Historic Russian Meteorite Fall

Historic Russian Meteorite Fall

The largest meteorite to light up Earth’s sky in more than a century exploded above Russia’s Ural Mountains on February 15 at 9am. The first sign was when the sky brightened dramatically in the direction of the rising sun. Within seconds, that glare became blinding. 3 minutes after the initial fireball appeared in the sky, a massive shock wave hit Chelyabinsk, shattering over 100,000 windows. Thankfully, no one was killed, but 1,500 people sought medical attention – most of them injured from flying glass. The altitude of the explosion was about 23,300 meters above ground, and the meteor was moving at a velocity of 18.6km/s. The force radiated by the main fireball reached about 90 kilotons. In comparison, the atomic bomb detonated above Hiroshima in 1945, was roughly 15 kilotons.

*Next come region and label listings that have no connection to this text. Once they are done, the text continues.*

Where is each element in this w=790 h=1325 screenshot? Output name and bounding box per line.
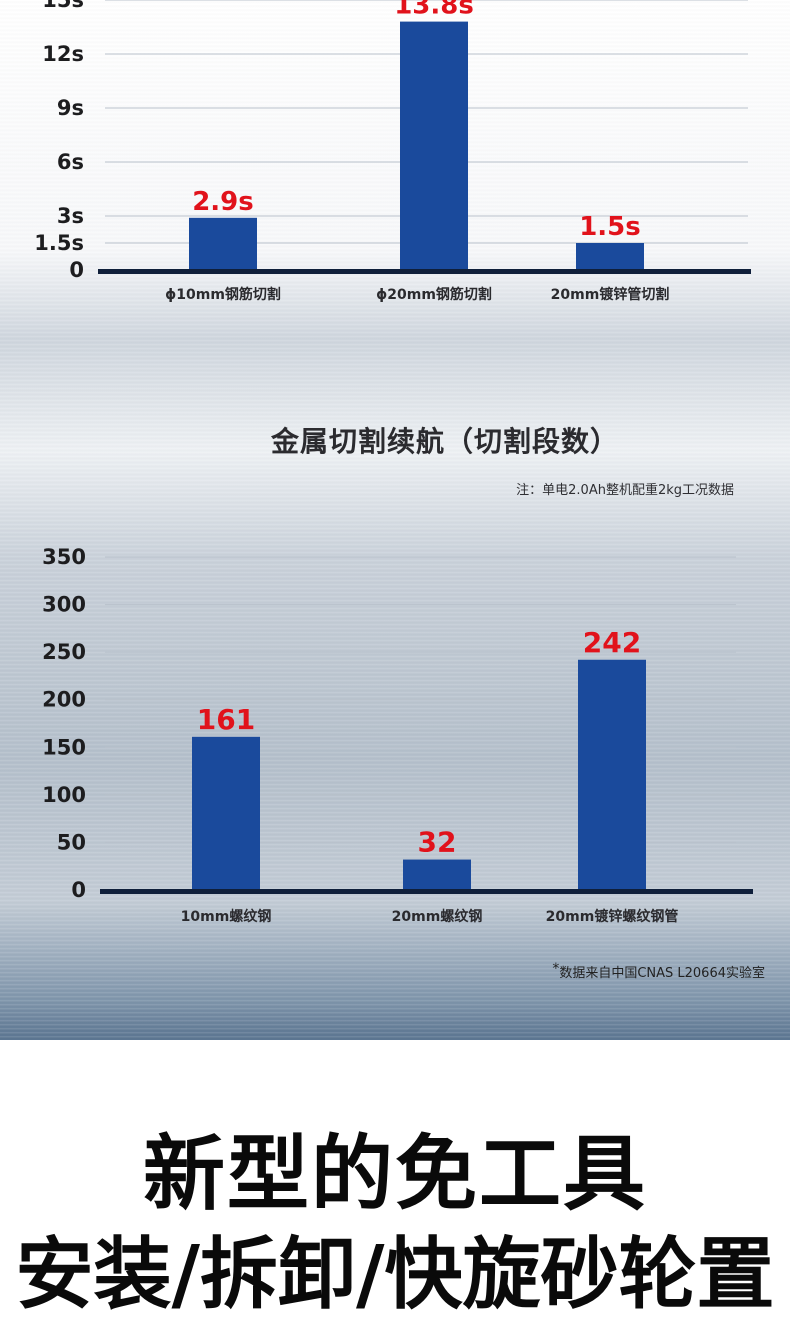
y-tick-label: 0 [71,878,86,902]
bar-value-label: 2.9s [192,187,254,217]
y-tick-label: 15s [42,0,84,12]
y-tick-label: 350 [42,545,86,569]
y-tick-label: 50 [57,830,86,854]
y-tick-label: 0 [69,258,84,282]
bar [578,659,646,890]
bar-value-label: 32 [418,826,457,859]
x-axis-line [100,889,753,894]
headline: 新型的免工具 安装/拆卸/快旋砂轮置 [0,1125,790,1325]
bar [403,859,471,890]
y-tick-label: 1.5s [34,231,84,255]
category-label: 20mm镀锌管切割 [551,286,670,303]
source-note-text: 数据来自中国CNAS L20664实验室 [559,966,765,981]
bar [192,736,260,890]
chart-panel: 0 1.5s 3s 6s 9s 12s 15s 2.9s ϕ10mm钢筋切割 13.8s ϕ20mm… [0,0,790,1040]
bar [576,243,644,270]
category-label: 10mm螺纹钢 [181,908,272,925]
chart2-note: 注：单电2.0Ah整机配重2kg工况数据 [516,483,734,498]
source-note: *数据来自中国CNAS L20664实验室 [552,961,765,981]
y-tick-label: 9s [57,96,84,120]
y-tick-label: 6s [57,150,84,174]
bar-value-label: 13.8s [394,0,474,21]
y-tick-label: 100 [42,783,86,807]
headline-line2: 安装/拆卸/快旋砂轮置 [15,1230,775,1320]
y-tick-label: 250 [42,640,86,664]
y-tick-label: 150 [42,735,86,759]
headline-line1: 新型的免工具 [142,1127,647,1222]
bar [400,21,468,270]
category-label: ϕ20mm钢筋切割 [376,286,492,303]
bar-value-label: 242 [583,626,641,659]
y-tick-label: 3s [57,204,84,228]
y-tick-label: 300 [42,593,86,617]
bar-value-label: 161 [197,703,255,736]
chart-cutting-time: 0 1.5s 3s 6s 9s 12s 15s 2.9s ϕ10mm钢筋切割 13.8s ϕ20mm… [34,0,751,303]
y-tick-label: 12s [42,42,84,66]
bar-value-label: 1.5s [579,212,641,242]
y-tick-label: 200 [42,688,86,712]
footnote-star: * [552,961,560,977]
bar [189,217,257,270]
chart-cutting-endurance: 0 50 100 150 200 250 300 350 161 10mm螺纹钢 32 20mm螺纹钢… [42,545,753,925]
category-label: ϕ10mm钢筋切割 [165,286,281,303]
chart2-title: 金属切割续航（切割段数） [270,425,619,458]
x-axis-line [98,269,751,274]
category-label: 20mm螺纹钢 [392,908,483,925]
category-label: 20mm镀锌螺纹钢管 [546,908,679,925]
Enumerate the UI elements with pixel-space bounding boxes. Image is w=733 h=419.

NASA scientists estimated that the total energy delivered during the entire entry was at 500 kilotons. In order to deliver that amount of energy, the incoming object would needed to be 17m in diameter with a mass of 10,000 tons. A small asteroid!

The last major meteorite impact was in 1908 above the Tunguska region, south-central Siberia, and it flattened some 2,000 sq. km of forest, releasing between 30 megatons of energy.